Smiley John T
Department of Ecology and Evolutionary Biology, University of California at Irvine, 92717, Irvine, CA, USA.
Oecologia. 1985 Mar;65(4):580-583. doi: 10.1007/BF00379676.
The association between heliconiine butterflies and Passion flower vines is composed of three or more subassociations, in which each Heliconius species group feeds on a different Passiflora subgenus. The relationships are consistent with the adaptive zone hypothesis of Ehrlich and Raven, which would suggest that (1) species of the subgenus Plectostemma proliferated as a result of chemical barriers to herbivory, which created a herbivore-free adaptive zone in which speciation and diversification took place, and (2) species of the H. erato-charitonia group overcame these barriers and entered a competitor-free adaptive zone, in which they proliferated and speciated with those plants as hosts. The hypothesis that plant secondary chemicals were responsible for creating such barriers to herbivory was tested using heliconiine species as bioassays, in which reduced growth rates indicated presence of chemical barriers to feeding. Contrary to expectation, plants of the subgenus Plectostemma showed little or no chemical defense against any species of heliconiine caterpillar. In contrast many plants of the "primitive" subgenus Granadilla possessed significant chemical barriers against herbivory by heliconiine larvae, excepting those species in the H. numata-melpomene species group. I concluded that chemical barriers to feeding were not responsible for proliferation and diversification in the subgenus Plectostemma, nor did chemicals create a competitor-free "adaptive zone" in which the H. erato-charitonia species-group could proliferate and speciate. Chemical barriers may have been important in the evolution of the subgenus Granadilla-heliconiine association. I suggest that plant allelochemics are only one of many possible barriers to herbivory which can help create "adaptive zones" for plants and their herbivores, and that the patterns of butterfly foodplant specialization discussed by Ehrlich and Raven (1964) are not necessarily the result of biochemical adaptation and counteradaptation.

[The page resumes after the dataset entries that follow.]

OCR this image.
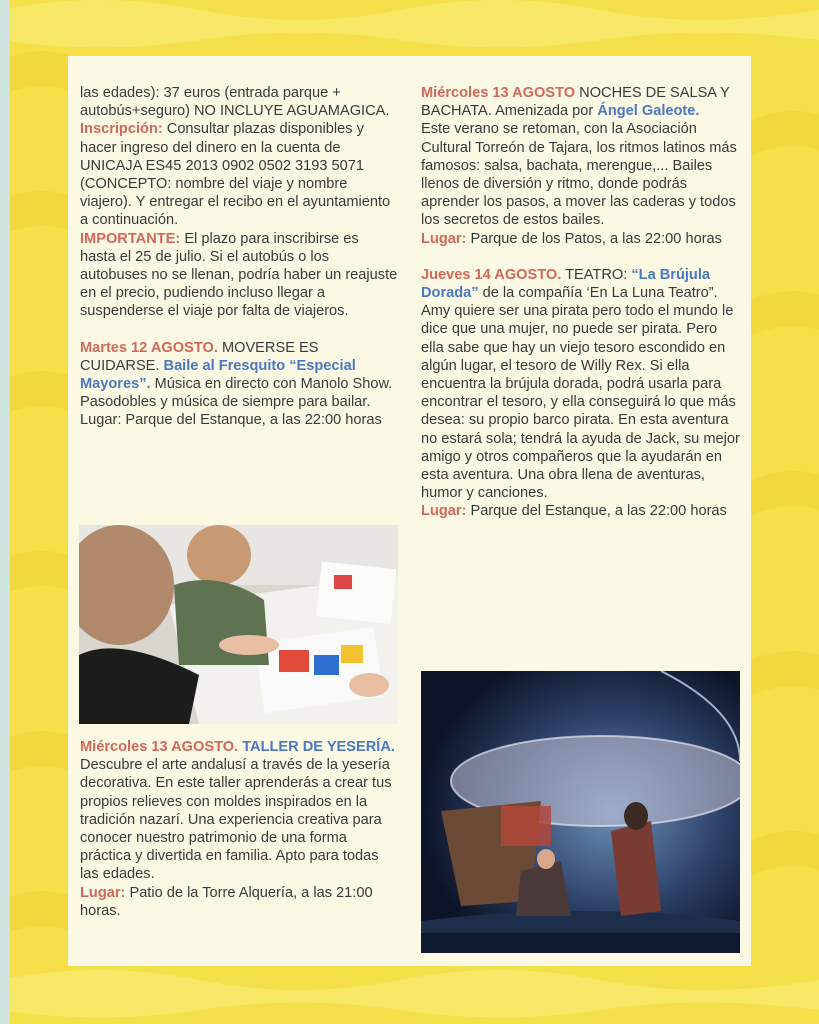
las edades): 37 euros (entrada parque + autobús+seguro) NO INCLUYE AGUAMAGICA.

Inscripción: Consultar plazas disponibles y hacer ingreso del dinero en la cuenta de UNICAJA ES45 2013 0902 0502 3193 5071 (CONCEPTO: nombre del viaje y nombre viajero). Y entregar el recibo en el ayuntamiento a continuación.

IMPORTANTE: El plazo para inscribirse es hasta el 25 de julio. Si el autobús o los autobuses no se llenan, podría haber un reajuste en el precio, pudiendo incluso llegar a suspenderse el viaje por falta de viajeros.

Martes 12 AGOSTO. MOVERSE ES CUIDARSE. Baile al Fresquito “Especial Mayores”. Música en directo con Manolo Show. Pasodobles y música de siempre para bailar.

Lugar: Parque del Estanque, a las 22:00 horas

Miércoles 13 AGOSTO. TALLER DE YESERÍA.

Descubre el arte andalusí a través de la yesería decorativa. En este taller aprenderás a crear tus propios relieves con moldes inspirados en la tradición nazarí. Una experiencia creativa para conocer nuestro patrimonio de una forma práctica y divertida en familia. Apto para todas las edades.

Lugar: Patio de la Torre Alquería, a las 21:00 horas.

Miércoles 13 AGOSTO NOCHES DE SALSA Y BACHATA. Amenizada por Ángel Galeote.

Este verano se retoman, con la Asociación Cultural Torreón de Tajara, los ritmos latinos más famosos: salsa, bachata, merengue,... Bailes llenos de diversión y ritmo, donde podrás aprender los pasos, a mover las caderas y todos los secretos de estos bailes.

Lugar: Parque de los Patos, a las 22:00 horas

Jueves 14 AGOSTO. TEATRO: “La Brújula Dorada” de la compañía ‘En La Luna Teatro”.

Amy quiere ser una pirata pero todo el mundo le dice que una mujer, no puede ser pirata. Pero ella sabe que hay un viejo tesoro escondido en algún lugar, el tesoro de Willy Rex. Si ella encuentra la brújula dorada, podrá usarla para encontrar el tesoro, y ella conseguirá lo que más desea: su propio barco pirata. En esta aventura no estará sola; tendrá la ayuda de Jack, su mejor amigo y otros compañeros que la ayudarán en esta aventura. Una obra llena de aventuras, humor y canciones.

Lugar: Parque del Estanque, a las 22:00 horas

赫利孔亚科蝴蝶与西番莲属藤蔓植物之间的关联由三个或更多的亚关联组成,其中每个红带袖蝶物种群以不同的西番莲亚属为食。这些关系与埃利希和雷文的适应带假说一致,该假说表明:(1)褶蕊西番莲亚属的物种由于对食草动物的化学屏障而大量繁殖,这创造了一个无食草动物的适应带,物种形成和多样化在其中发生;(2)红带袖蝶-查氏袖蝶组的物种克服了这些屏障,进入了一个无竞争者的适应带,在这个适应带中,它们以这些植物为宿主进行繁殖和物种形成。使用赫利孔亚科物种作为生物测定法,对植物次生化学物质导致这种食草动物屏障的假说进行了测试,生长速率降低表明存在摄食的化学屏障。与预期相反,褶蕊西番莲亚属的植物对任何赫利孔亚科毛虫物种几乎没有或没有化学防御。相比之下,“原始”的西番莲亚属的许多植物对赫利孔亚科幼虫的食草行为具有显著的化学屏障,除了纳马塔袖蝶-美神袖蝶物种组中的那些物种。我得出结论,摄食的化学屏障不是褶蕊西番莲亚属物种增殖和多样化的原因,化学物质也没有创造一个无竞争者的“适应带”,使红带袖蝶-查氏袖蝶物种组能够增殖和物种形成。化学屏障可能在西番莲亚属-赫利孔亚科关联的进化中很重要。我认为植物异种化学物质只是众多可能的食草动物屏障之一,这些屏障可以帮助为植物及其食草动物创造“适应带”,并且埃利希和雷文(1964年)讨论的蝴蝶食草植物特化模式不一定是生化适应和反适应的结果。